Leaving aside the errors, I think in hindsight it was the personal attack on C.T. that goaded me into response. Errors are always with us. Snarky comments are always with us. But it's harder to let malicious personal attacks on people you know and whose work you respect pass unchallenged.

As for the larger question, I'm currently on four email lists. One is small and friendly and v. localized in content. A second, somewhat larger one, is friendly and supportive. A third occasionally flames up but a firm moderator keeps us all in line when need be. It's only the fourth, which has minimal and infrequent moderation, that regularly sinks into extended bouts of ill-will and, worse, replays the same arguments, between the same people, on a regular basis.  So it's my conclusion, based on my personal experiences, that internet civility is directly linked to consequences or the lack thereof.



Y.M.M.V.

--John R.

current audiobook: Shippey's lectures on Heroism
current reading: WIZARDY AND WILD ROMANCE by Michal Moorcock

*after all, it's only a year since we finally got THE FALL OF ARTHUR.

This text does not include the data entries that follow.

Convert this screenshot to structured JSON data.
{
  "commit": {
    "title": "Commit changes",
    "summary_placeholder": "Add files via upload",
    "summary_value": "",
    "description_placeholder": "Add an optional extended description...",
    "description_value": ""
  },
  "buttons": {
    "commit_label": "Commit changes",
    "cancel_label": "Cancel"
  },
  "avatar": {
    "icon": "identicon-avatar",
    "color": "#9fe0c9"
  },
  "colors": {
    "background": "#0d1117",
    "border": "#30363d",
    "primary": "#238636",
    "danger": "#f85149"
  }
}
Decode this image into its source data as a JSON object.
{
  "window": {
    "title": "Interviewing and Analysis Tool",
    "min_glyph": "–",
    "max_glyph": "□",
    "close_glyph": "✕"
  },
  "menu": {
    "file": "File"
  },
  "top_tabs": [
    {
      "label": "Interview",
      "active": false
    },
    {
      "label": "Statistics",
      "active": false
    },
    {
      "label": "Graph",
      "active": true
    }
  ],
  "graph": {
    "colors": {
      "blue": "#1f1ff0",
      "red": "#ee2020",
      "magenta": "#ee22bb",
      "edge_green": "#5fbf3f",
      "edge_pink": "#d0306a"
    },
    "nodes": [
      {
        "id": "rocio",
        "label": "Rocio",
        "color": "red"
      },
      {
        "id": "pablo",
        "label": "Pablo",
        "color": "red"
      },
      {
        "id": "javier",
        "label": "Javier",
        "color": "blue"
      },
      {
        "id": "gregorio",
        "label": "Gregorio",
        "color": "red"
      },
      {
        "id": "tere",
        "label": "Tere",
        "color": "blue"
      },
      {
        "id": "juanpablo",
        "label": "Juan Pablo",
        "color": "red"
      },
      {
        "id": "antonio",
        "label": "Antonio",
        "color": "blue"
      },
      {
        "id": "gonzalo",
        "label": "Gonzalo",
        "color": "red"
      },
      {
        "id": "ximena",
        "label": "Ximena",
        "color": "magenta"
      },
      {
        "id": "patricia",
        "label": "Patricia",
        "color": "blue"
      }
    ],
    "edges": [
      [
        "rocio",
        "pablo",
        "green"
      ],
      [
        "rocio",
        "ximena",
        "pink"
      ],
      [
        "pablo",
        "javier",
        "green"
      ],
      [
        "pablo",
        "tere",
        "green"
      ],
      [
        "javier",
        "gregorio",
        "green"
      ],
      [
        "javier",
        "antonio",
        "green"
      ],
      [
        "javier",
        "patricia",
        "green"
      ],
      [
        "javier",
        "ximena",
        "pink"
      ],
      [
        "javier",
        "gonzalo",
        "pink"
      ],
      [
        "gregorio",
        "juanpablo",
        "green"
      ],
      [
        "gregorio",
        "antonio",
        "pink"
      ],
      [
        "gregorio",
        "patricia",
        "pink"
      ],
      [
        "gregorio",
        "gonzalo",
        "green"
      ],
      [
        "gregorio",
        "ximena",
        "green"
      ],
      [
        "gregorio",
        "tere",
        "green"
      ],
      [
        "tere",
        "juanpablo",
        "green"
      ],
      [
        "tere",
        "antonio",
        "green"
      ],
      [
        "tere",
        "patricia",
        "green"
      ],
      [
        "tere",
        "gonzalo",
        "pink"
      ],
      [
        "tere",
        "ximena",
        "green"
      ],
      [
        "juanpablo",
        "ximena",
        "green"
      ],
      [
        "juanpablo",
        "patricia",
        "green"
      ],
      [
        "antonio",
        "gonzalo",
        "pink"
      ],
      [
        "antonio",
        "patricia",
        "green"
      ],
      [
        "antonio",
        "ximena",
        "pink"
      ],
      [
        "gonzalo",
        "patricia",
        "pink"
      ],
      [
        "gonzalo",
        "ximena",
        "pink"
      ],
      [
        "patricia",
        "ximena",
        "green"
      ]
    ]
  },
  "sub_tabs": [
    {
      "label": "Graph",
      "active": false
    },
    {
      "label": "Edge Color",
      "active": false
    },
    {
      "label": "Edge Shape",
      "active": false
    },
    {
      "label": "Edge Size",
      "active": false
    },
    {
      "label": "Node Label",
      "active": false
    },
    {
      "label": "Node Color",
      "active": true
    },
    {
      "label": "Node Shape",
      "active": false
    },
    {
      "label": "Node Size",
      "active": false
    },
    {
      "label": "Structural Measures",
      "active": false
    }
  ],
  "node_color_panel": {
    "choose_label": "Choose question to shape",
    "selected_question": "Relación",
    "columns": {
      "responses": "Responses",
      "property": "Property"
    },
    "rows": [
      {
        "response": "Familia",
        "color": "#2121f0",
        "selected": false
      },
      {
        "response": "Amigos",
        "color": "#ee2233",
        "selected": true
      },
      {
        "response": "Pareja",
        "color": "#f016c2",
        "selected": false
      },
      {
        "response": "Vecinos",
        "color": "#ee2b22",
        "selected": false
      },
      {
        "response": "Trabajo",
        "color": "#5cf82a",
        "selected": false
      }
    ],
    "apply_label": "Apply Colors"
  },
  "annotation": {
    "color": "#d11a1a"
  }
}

**it might make an interesting project sometime to try to trace back who was the first smart-alec who thought this one up and what it says about the people who keep reusing it all these years later.

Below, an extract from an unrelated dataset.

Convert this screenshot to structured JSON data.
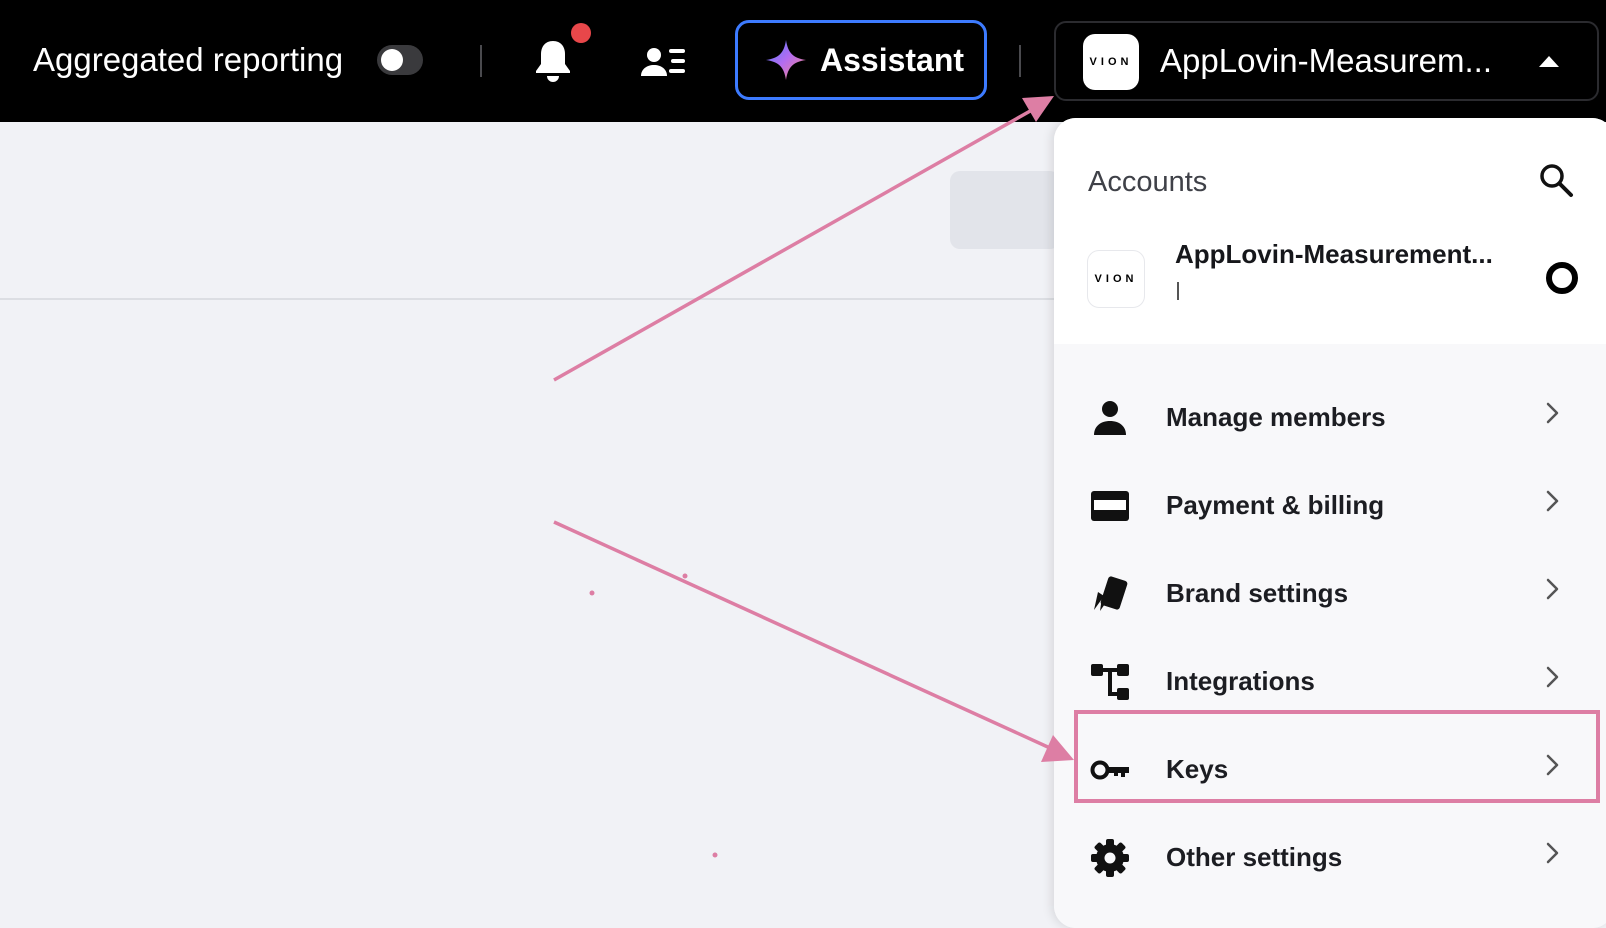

***and in any case the 75-years of standard copyright protection she mentions will carry us all the way to the year 2048 or thereabouts.

4 comments:

Brer said...

The origin of the "laundry list" crack might possibly be Woody Allen's “The Metterling Lists,” The New Yorker, May 10, 1969. Worth a look at, still.

Wurmbrand said...

I do wonder about how the people think, who criticize Christopher Tolkien for his release of material left unpublished when his father died. I'm grateful for it. If CJRT were in it for the money, he could have found more lucrative ways to capitalize on it: for example, farm out various fragments, such as Tal-elmar, to some fantasy author to "complete" as full-length books; or to milk the Tolkien properties for merchandising dollars -- and so on. Really what is it with these folks? : )

Marcel R. Bülles said...

I'd second Wurmbrand on that.

By now I have started referring people to the Tolkien Trust, a registered charity, basically giving out all of the money they receive via the film companies to other registered charities in the UK for social and cultural, often volunteer, work. That is, to a good cause.

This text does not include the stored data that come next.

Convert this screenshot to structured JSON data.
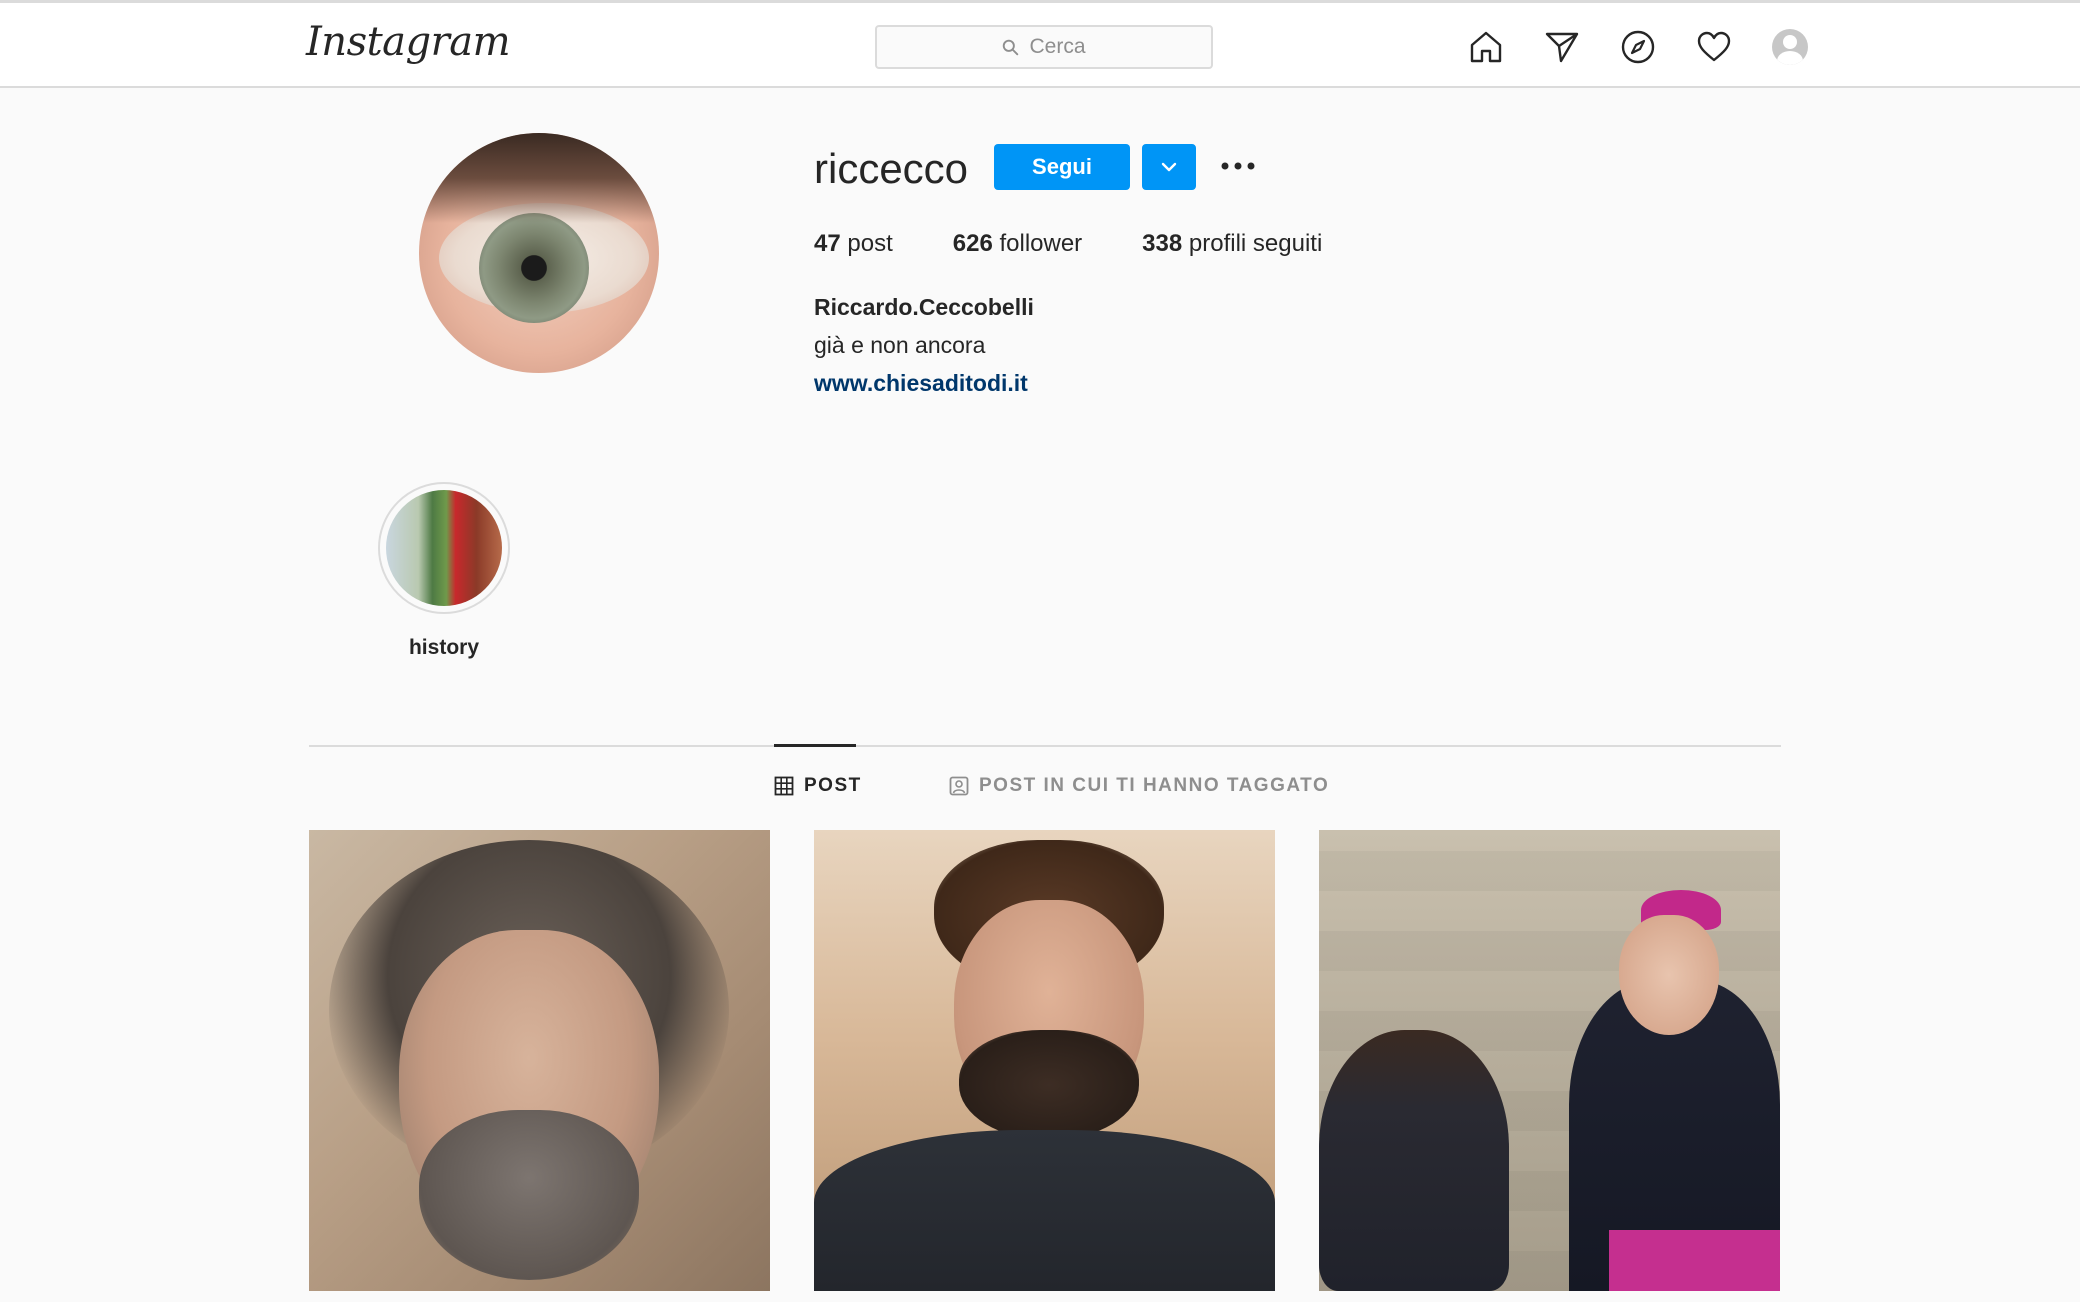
{
  "topbar": {
    "logo": "Instagram",
    "search_placeholder": "Cerca"
  },
  "profile": {
    "username": "riccecco",
    "follow_label": "Segui",
    "stats": {
      "posts_count": "47",
      "posts_label": "post",
      "followers_count": "626",
      "followers_label": "follower",
      "following_count": "338",
      "following_label": "profili seguiti"
    },
    "full_name": "Riccardo.Ceccobelli",
    "bio": "già e non ancora",
    "website": "www.chiesaditodi.it"
  },
  "highlights": [
    {
      "label": "history"
    }
  ],
  "tabs": [
    {
      "label": "POST",
      "active": true
    },
    {
      "label": "POST IN CUI TI HANNO TAGGATO",
      "active": false
    }
  ],
  "colors": {
    "primary_button": "#0095f6",
    "link": "#00376b",
    "background": "#fafafa"
  }
}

And then I ask them what Warner Bros. et al. do with the gazillions of dollars they are making with the films.

That usually works.

Ed Pierce said...

People who make these cracks about Christopher Tolkien publishing anything and everything in order to make money probably don't have much of a clue about the nature of the texts that Christopher was dealing with, or the amount of work that went into preparing them for publication. I'd be very curious to find out what sort of money the Tolkien estate has made from the 12 volumes of the HOME series combined. My guess is that it (while still being somewhat substantial) is a mere pittance compared to the royalties that continue to flow in from sales of The Hobbit and the Lord of the Rings. That someone would spend decades preparing such work with profit being the primary motive, seems far-fetched, to put it mildly. If one wants to argue about the literary quality of Tolkien's posthumous works, that should be fair game, but to cynically suggest that Christopher's efforts are motivated by greed seems to me to be ignorant at best.